Los juguetes del abuelo Pablo

El Museo Picasso de Málaga reabre la temporada con una exposición sobre los juguetes de las vanguardias con 300 obras de 60 creadores

Bernard Ruíz Picasso tenía cuatro años cuando su abuelo Pablo le regaló un caballo de latón pintado de blanco aupado sobre cuatro ruedas y con un enorme ojo pintado en un lateral de la cabeza. El artista hizo que su fundidor le construyera una mesa adecuada. También sobre ruedas. Pero no era este el juguete favorito del pequeño Bernard. Como tampoco lo fue para su padre Paul el precioso coche de madera pintado en azul que el artista construyó para su hijo. "Mi abuelo, como buen español, adoraba a los niños y se inspiraba en nuestros juegos. El problema era que cualquier cosa que hacía, cualquier objeto que nos regalaba era ya algo precioso que nos daba reparo tocar, por eso jugábamos poco con ello". Bernard se adentra en sus recuerdos de infancia mientras muestra lleno de orgullo las piezas que formaron parte de su universo infantil y que ahora forman parte de la exposición Los juguetes de las vanguardias, que mañana se abre al público en el Museo Picasso de Málaga con 300 obras de 60 artistas; todo un universo de marionetas, recortables, teatrillos, locomotoras o puzles, habla del que estos artistas tenían sobre el niño del siglo XX.

Comisariada por José Lebrero y Carlos Pérez, la exposición se ha trabajado bajo la idea de que estos juguetes fueron creados para unos niños que tenían que cambiar el mundo. A la vez que se entretenían, sabían que tenían una misión que cumplir. Detrás de los muñecos o de los trenes, había una nueva filosofía de vida.

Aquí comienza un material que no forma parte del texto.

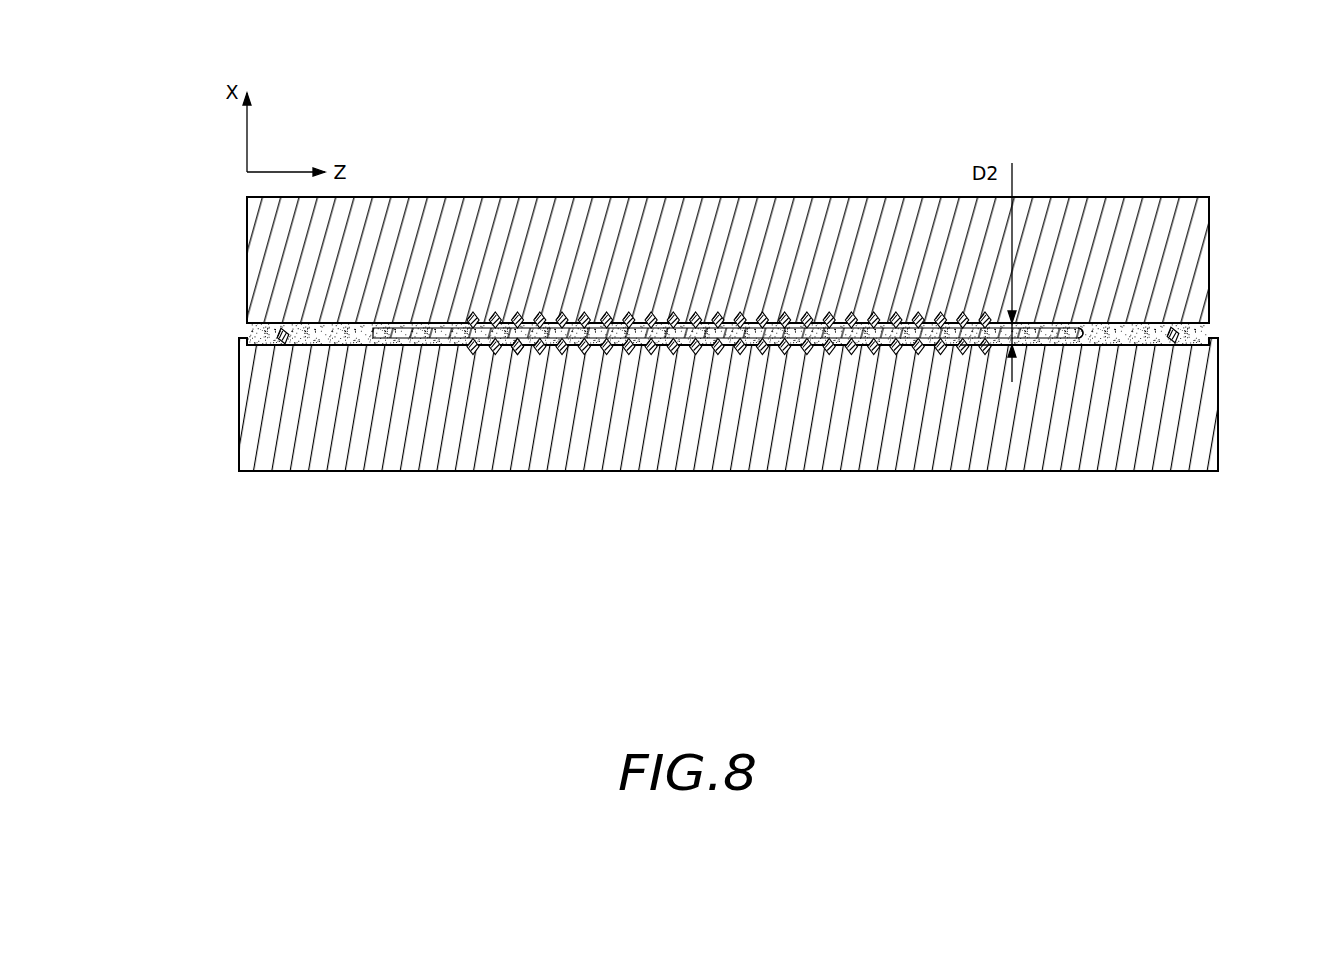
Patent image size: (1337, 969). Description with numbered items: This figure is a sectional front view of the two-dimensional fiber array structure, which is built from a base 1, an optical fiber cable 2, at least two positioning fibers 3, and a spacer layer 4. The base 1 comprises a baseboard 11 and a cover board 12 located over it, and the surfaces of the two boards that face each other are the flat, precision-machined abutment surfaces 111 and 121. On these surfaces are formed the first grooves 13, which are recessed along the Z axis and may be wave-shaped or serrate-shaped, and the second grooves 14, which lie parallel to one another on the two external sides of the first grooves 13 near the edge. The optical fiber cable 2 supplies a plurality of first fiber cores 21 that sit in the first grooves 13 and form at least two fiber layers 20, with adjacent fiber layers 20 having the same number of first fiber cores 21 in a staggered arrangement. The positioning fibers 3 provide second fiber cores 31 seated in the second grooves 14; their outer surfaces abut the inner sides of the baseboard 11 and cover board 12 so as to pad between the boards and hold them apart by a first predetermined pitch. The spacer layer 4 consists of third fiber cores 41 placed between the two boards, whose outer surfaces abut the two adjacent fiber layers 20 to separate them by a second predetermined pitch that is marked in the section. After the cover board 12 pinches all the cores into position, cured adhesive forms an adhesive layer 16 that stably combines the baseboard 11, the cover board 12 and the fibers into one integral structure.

The base 1 is at (767, 309).
The baseboard 11 is at (1200, 425).
The abutment surface 111 is at (1217, 342).
The cover board 12 is at (1178, 305).
The abutment surface 121 is at (1205, 350).
The first groove 13 is at (988, 343).
The second groove 14 is at (1170, 345).
The adhesive layer 16 is at (1093, 338).
The optical fiber cable 2 is at (690, 481).
The fiber layer 20 is at (527, 358).
The first fiber core 21 is at (473, 325).
The positioning fiber 3 is at (175, 356).
The second fiber core 31 is at (283, 340).
The spacer layer 4 is at (577, 287).
The third fiber core 41 is at (388, 337).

Era el juguete didáctico que aquí aparece firmado por los grandes artistas de las vanguardias históricas.

En la primera parte del siglo XX, nacen las democracias surgidas de los antiguos imperios centroeuropeos y también el comunismo y el fascismo. La primera guerra mundial es el punto de inflexión a partir del que nadie discute la necesidad de un hombre nuevo. La educación y la pedagogía del niño fueron las armas principales para intentar crear un hombre nuevo ajeno a las miserias destructoras. Los artistas tuvieron poco éxito en su predicamento, pero el resultado de su trabajo fue excepcional, como se puede ver ahora en las salas del Museo Picasso.

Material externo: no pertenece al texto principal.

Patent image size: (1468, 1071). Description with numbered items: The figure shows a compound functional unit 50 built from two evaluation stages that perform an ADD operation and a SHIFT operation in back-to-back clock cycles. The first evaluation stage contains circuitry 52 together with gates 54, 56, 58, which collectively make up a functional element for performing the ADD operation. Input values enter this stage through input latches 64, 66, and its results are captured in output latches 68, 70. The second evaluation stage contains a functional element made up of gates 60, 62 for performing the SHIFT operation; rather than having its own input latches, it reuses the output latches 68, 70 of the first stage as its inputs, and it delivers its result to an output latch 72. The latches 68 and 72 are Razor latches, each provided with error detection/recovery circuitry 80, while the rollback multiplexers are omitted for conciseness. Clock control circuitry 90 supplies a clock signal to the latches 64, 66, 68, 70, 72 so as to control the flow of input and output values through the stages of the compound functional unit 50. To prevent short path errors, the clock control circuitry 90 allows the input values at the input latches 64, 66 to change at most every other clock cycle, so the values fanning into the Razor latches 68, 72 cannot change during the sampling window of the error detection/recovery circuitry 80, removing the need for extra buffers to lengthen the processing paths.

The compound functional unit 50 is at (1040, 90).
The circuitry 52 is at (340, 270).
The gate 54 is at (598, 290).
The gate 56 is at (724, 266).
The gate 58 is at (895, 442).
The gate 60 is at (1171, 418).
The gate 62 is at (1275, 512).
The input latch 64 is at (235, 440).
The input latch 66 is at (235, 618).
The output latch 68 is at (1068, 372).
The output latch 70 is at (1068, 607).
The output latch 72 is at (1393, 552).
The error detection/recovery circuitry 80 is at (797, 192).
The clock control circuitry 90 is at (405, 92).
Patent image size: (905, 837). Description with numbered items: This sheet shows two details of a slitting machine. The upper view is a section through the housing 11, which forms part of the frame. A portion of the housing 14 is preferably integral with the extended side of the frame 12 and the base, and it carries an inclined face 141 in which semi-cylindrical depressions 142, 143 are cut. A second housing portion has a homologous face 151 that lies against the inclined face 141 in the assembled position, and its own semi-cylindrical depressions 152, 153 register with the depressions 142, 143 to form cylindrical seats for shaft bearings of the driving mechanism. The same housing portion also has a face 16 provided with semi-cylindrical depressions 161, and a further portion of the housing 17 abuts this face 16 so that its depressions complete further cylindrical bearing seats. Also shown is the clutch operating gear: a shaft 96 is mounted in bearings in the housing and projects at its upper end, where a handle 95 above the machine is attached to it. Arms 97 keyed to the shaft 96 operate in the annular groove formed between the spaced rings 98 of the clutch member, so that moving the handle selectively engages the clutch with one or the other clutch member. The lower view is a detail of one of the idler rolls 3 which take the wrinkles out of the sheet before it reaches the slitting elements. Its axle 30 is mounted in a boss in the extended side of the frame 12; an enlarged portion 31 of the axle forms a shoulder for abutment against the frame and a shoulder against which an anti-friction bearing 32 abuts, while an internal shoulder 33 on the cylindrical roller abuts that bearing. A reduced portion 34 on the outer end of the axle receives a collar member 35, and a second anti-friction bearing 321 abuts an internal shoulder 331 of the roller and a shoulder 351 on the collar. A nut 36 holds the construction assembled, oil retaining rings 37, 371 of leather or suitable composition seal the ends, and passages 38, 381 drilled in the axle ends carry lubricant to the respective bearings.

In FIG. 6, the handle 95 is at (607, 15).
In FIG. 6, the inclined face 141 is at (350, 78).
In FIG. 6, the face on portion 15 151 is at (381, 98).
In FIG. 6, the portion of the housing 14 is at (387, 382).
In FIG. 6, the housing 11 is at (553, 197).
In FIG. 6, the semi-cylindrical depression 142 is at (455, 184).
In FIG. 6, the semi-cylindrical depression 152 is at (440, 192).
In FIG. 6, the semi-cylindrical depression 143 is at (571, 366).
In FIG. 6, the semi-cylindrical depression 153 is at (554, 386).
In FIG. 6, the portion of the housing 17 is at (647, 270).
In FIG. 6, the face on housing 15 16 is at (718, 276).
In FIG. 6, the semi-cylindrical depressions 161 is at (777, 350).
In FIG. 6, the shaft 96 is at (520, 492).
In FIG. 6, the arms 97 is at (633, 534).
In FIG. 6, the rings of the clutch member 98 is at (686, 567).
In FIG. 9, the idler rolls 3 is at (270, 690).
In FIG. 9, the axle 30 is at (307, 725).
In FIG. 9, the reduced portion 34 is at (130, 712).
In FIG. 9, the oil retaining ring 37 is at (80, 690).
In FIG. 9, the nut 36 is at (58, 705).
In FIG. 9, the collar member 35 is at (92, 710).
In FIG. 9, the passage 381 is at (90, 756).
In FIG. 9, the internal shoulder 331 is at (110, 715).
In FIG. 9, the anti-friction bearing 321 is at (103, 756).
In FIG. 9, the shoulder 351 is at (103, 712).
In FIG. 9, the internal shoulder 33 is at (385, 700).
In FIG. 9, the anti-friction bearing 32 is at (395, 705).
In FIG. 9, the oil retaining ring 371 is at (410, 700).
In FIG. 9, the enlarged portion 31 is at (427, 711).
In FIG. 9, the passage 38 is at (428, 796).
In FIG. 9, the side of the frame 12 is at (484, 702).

El recorrido comienza con una selección de juguetes pedagógicos concebidos en el siglo XIX a partir de las ideas de renovación del juego infantil de intelectuales como Frierich Frebel o los enfoques educativos de Maria Montessori del modelo triple: motor, sensorial e intelectual. Los comisarios han querido mostrar cómo, en el periodo de entreguerras, arte y pedagogía comparten un mismo ambiente. La exposición destaca cómo el futurismo italiano convivió plácidamente en sus inicios con el fascismo de Mussolini y después tuvo una convivencia complicada. Una tensión similar sufrieron los los artistas de vanguardia rusos que se asociados con la revolución bolchevique y ponen su talento al servicio de la nueva sociedad socialista, pero acaban machacados cuando la URSS implanta el realismo socialista como estética oficial. La Bauhaus, que acabó clausurada por los nazis como centro de producción de "arte degenerado" había alcanzado un enorme prestigio en Europa.

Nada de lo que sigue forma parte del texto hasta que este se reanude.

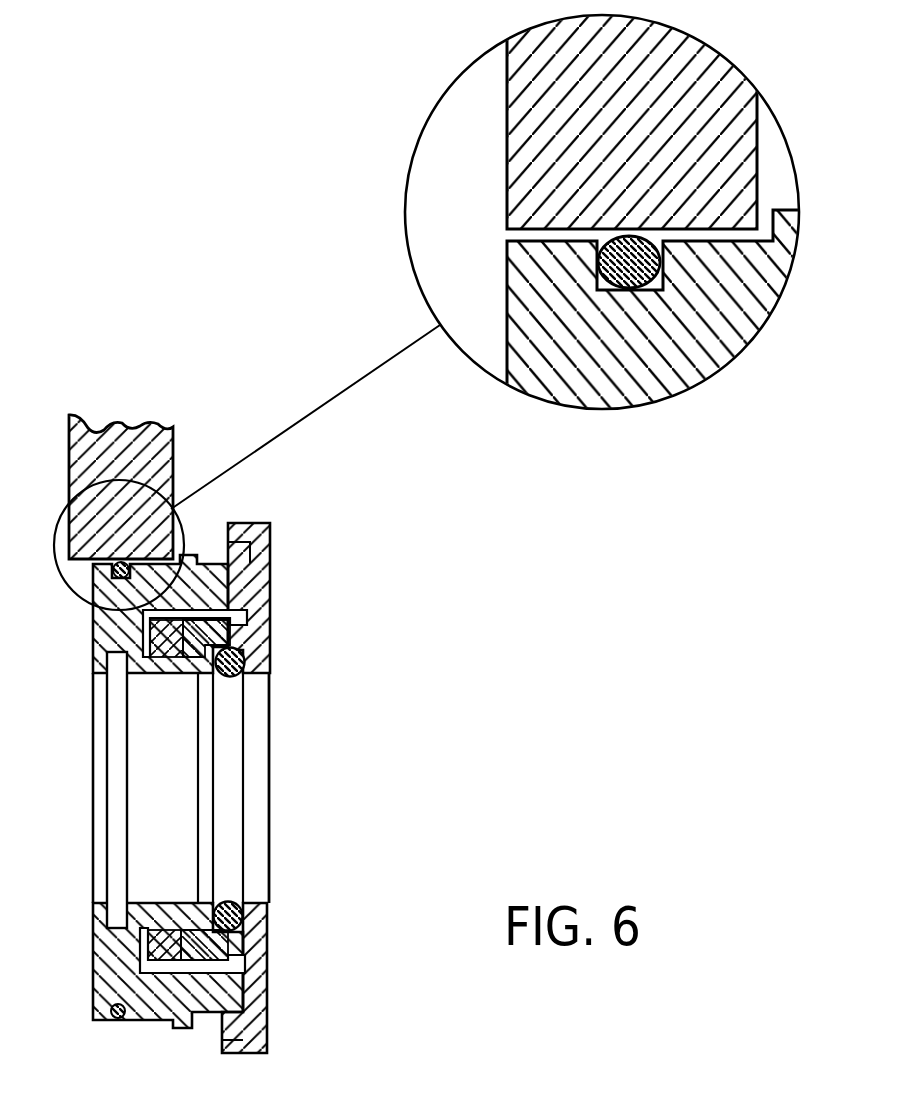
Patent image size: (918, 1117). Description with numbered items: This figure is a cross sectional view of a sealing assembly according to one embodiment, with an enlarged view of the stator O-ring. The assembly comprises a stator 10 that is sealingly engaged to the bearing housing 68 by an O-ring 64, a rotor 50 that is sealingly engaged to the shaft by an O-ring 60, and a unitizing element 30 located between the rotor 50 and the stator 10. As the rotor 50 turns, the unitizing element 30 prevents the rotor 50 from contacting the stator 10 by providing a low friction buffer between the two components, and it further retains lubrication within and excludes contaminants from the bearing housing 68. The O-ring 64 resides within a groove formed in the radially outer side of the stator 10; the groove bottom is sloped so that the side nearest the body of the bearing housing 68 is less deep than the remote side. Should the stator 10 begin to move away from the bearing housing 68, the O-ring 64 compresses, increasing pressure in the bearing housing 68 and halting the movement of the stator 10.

The stator 10 is at (270, 525).
The unitizing element 30 is at (197, 637).
The rotor 50 is at (185, 578).
The O-ring 60 is at (267, 673).
The O-ring 64 is at (118, 570).
The bearing housing 68 is at (153, 440).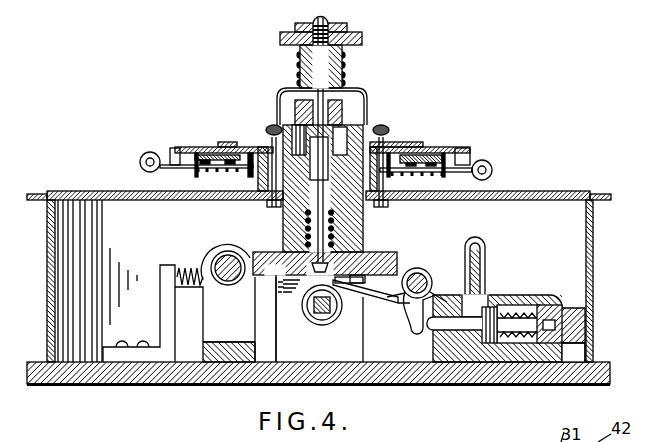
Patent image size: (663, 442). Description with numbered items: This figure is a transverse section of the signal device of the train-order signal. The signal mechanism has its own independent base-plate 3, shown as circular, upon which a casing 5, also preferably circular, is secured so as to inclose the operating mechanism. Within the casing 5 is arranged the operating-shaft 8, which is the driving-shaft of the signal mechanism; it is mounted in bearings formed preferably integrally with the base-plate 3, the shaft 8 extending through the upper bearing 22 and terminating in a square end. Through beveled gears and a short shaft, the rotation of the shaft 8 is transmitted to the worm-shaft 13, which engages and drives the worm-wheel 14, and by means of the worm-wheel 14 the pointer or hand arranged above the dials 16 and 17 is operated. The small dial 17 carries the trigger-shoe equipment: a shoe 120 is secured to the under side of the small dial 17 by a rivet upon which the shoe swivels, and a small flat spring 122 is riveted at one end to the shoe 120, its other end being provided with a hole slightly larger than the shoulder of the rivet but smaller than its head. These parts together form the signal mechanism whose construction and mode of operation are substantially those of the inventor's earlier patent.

The base-plate 3 is at (463, 386).
The casing 5 is at (594, 283).
The operating-shaft 8 is at (322, 318).
The worm-shaft 13 is at (223, 259).
The worm-wheel 14 is at (393, 266).
The dial 16 is at (523, 192).
The small dial 17 is at (459, 148).
The upper bearing 22 is at (349, 328).
The shoe 120 is at (200, 157).
The flat spring 122 is at (227, 148).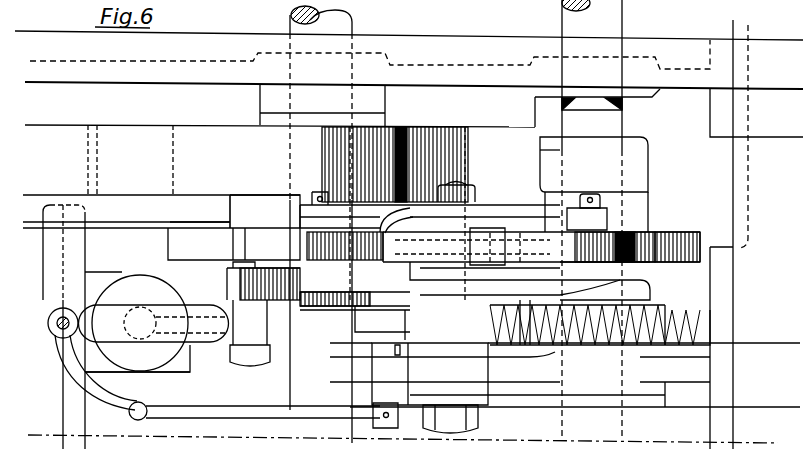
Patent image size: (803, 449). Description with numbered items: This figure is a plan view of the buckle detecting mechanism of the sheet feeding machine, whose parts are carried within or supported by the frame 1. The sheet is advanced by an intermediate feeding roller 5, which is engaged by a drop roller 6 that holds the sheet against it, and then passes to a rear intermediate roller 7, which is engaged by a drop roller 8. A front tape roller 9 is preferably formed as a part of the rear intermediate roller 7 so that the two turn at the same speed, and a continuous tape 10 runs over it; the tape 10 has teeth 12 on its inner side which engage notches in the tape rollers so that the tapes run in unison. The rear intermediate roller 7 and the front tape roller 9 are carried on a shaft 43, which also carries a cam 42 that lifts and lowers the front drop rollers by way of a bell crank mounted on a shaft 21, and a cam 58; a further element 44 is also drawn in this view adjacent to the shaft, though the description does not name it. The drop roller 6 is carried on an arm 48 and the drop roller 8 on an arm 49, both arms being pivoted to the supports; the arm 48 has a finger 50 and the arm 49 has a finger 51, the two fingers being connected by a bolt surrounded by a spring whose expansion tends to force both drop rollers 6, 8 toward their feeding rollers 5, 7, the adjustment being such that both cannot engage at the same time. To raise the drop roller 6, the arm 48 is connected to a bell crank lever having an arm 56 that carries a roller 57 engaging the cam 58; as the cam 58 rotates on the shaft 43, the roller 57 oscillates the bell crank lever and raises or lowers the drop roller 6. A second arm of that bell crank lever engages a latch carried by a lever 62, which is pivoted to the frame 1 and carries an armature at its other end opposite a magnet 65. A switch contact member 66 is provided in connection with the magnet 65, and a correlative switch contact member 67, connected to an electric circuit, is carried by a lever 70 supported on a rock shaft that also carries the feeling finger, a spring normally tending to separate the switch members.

La segunda parte se centra en piezas visualmente más familiares para el visitante: las marionetas de madera o metal de Sophie Teauber-Arp, los guiñoles de Paul Klee, los puzles de maderas coloreadas de Joaquín Torres García, los animales de alambre de Bruno Munari o las locomotoras de Ladislav Sutnar.

Al final del paseo por la exposición, Bernard Ruíz Picasso se sienta en uno de los pupitres que reproducen una sala escolar de comienzos de siglo y se entretiene haciendo un puzle. Con las piezas casi encajadas, habla del paralizado proyecto de trasladar el mural Guernica pintado por su célebre abuelo desde el Reina Sofía al salón de Reinos del Museo del Prado. "La familia no ha opinado de esta historia. Yo no sé nada. Sí creo que la obra está muy frágil y dicen que no se aconseja su movimiento. No lo sé. Lo que sí recuerdo es que me gustaba mucho cómo estaba en el Casón del Buen Retiro, donde la instalaron cuando llegó a España, hace casi veinte años".